Amidst other incredible changes announced, Microsoft Classrooms (still in Preview mode for many districts) will now be merged into Microsoft Teams. Let’s read what Microsoft has to say on this:
The new classroom experiences in Teams will help teachers manage their daily workflow more easily than ever before. Using Teams, they can quickly and efficiently create classes with automatically populated student rosters from their school information system; share files and teaching materials; make announcements; divide the class into project groups and monitor progress; create, distribute and grade quizzes; deliver personalized learning with OneNote Class Notebooks; and distribute, collect and grade assignments.
And because Teams is a digital hub, students can work together anytime, anywhere, and on any device; teachers can connect with their peers and continue their own development in Professional Learning Communities (PLCs); and school administrators can communicate and collaborate with their entire staff…Teams gets even better with partners, and today, we’re announcing four new integrations from education tech leaders busuu, Canvas, Flipgrid and Kahoot!

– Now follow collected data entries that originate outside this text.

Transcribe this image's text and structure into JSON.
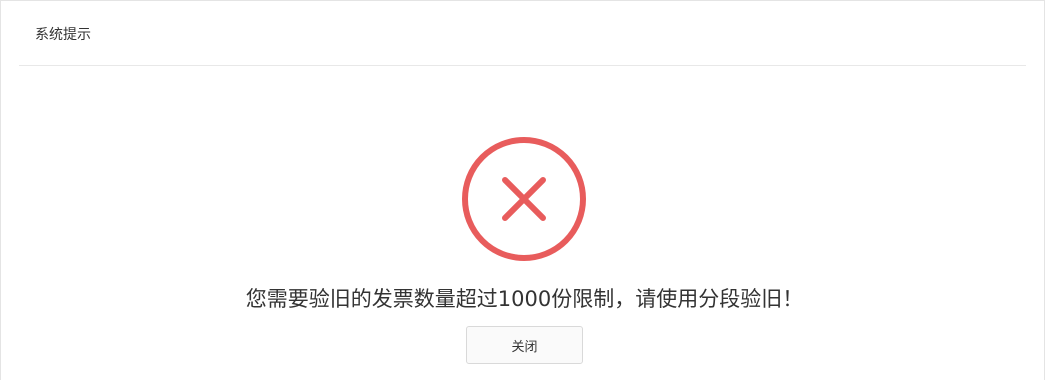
{
  "dialog": {
    "title": "系统提示",
    "icon": "error-circle-x-icon",
    "icon_color": "#e85c5c",
    "message": "您需要验旧的发票数量超过1000份限制，请使用分段验旧！",
    "close_label": "关闭"
  }
}
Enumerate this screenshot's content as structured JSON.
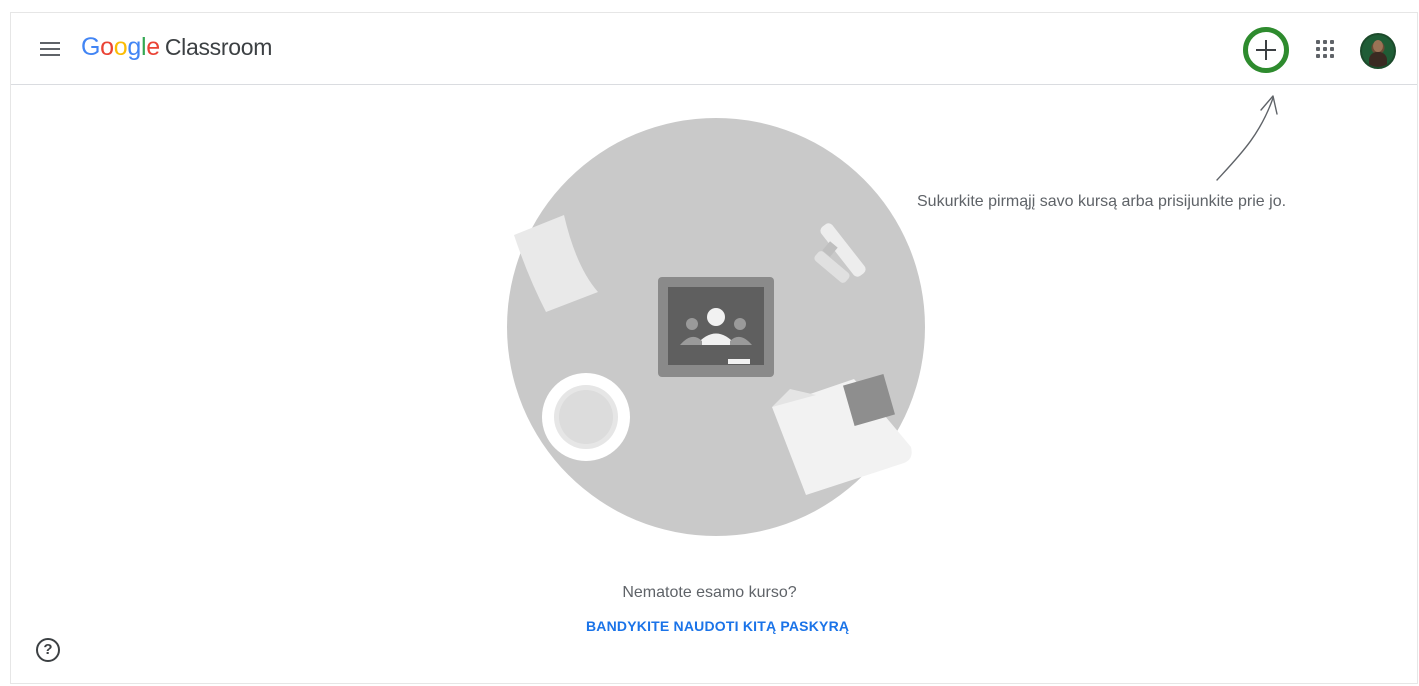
{
  "header": {
    "logo_letters": [
      {
        "char": "G",
        "color": "#4285F4"
      },
      {
        "char": "o",
        "color": "#EA4335"
      },
      {
        "char": "o",
        "color": "#FBBC05"
      },
      {
        "char": "g",
        "color": "#4285F4"
      },
      {
        "char": "l",
        "color": "#34A853"
      },
      {
        "char": "e",
        "color": "#EA4335"
      }
    ],
    "app_name": "Classroom",
    "menu_icon": "hamburger-menu-icon",
    "add_icon": "plus-icon",
    "apps_icon": "apps-grid-icon",
    "avatar_icon": "user-avatar",
    "add_highlight_color": "#2e8b2e"
  },
  "hint": {
    "text": "Sukurkite pirmąjį savo kursą arba prisijunkite prie jo."
  },
  "empty_state": {
    "message": "Nematote esamo kurso?",
    "link_label": "BANDYKITE NAUDOTI KITĄ PASKYRĄ",
    "link_color": "#1a73e8"
  },
  "footer": {
    "help_label": "?",
    "help_icon": "help-circle-icon"
  }
}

Now that’s pretty exciting! But wait, let’s take a moment to think it through. This has implications for school districts that are currently using Microsoft Classroom or had planned on implementing it next year. Let’s review those implications:
- On July 31, 2017, support for Microsoft Classroom Preview will be discontinued.
- Microsoft Classroom Preview will continue with current functionality until July 31, 2017.
- Teachers will not be able to create notebooks or assignments after July 31, 2017.
- Current classes and associated content will continue to be available as Office 365 Groups.
That’s pretty incredible. Teachers who have created information-rich OneNote Class Notebooks will need to take action. Let’s review some ideas for that.
What Action Should Be Taken?
Classroom teachers should probably create a regular OneNote Notebook, then use OneNote 2016 to copy their instructional content from the Class Notebook(s) into the regular OneNote Notebook. This is solid practice because it gives you a OneNote you can copy content into Class Notebook. The same goes for any campus/district administrators using Class Notebook as their school policy handbook repository. On the back end, School Data Sync remains, so we can hope that few changes are needed.
What Should We Hope For?
With this change, we can hope for better integration between Office 365 and Teams, as well as new features. As I have mentioned before, I hope that MS Classroom/Teams will provide some features that TCEA members have long requested, such as an assignments list with grades in traditional gradebook view and improved integration with OneNote Class Notebook. It would also be great to see better OneDrive integration, Microsoft Forms quiz functionality, and grades integration. Educators have long wanted quiz grading results from Forms dropped into MS Teams/Classroom gradebook. Finally, let’s hope that this roll-out happens quickly and K-12 education users are not stuck in preview mode for another year.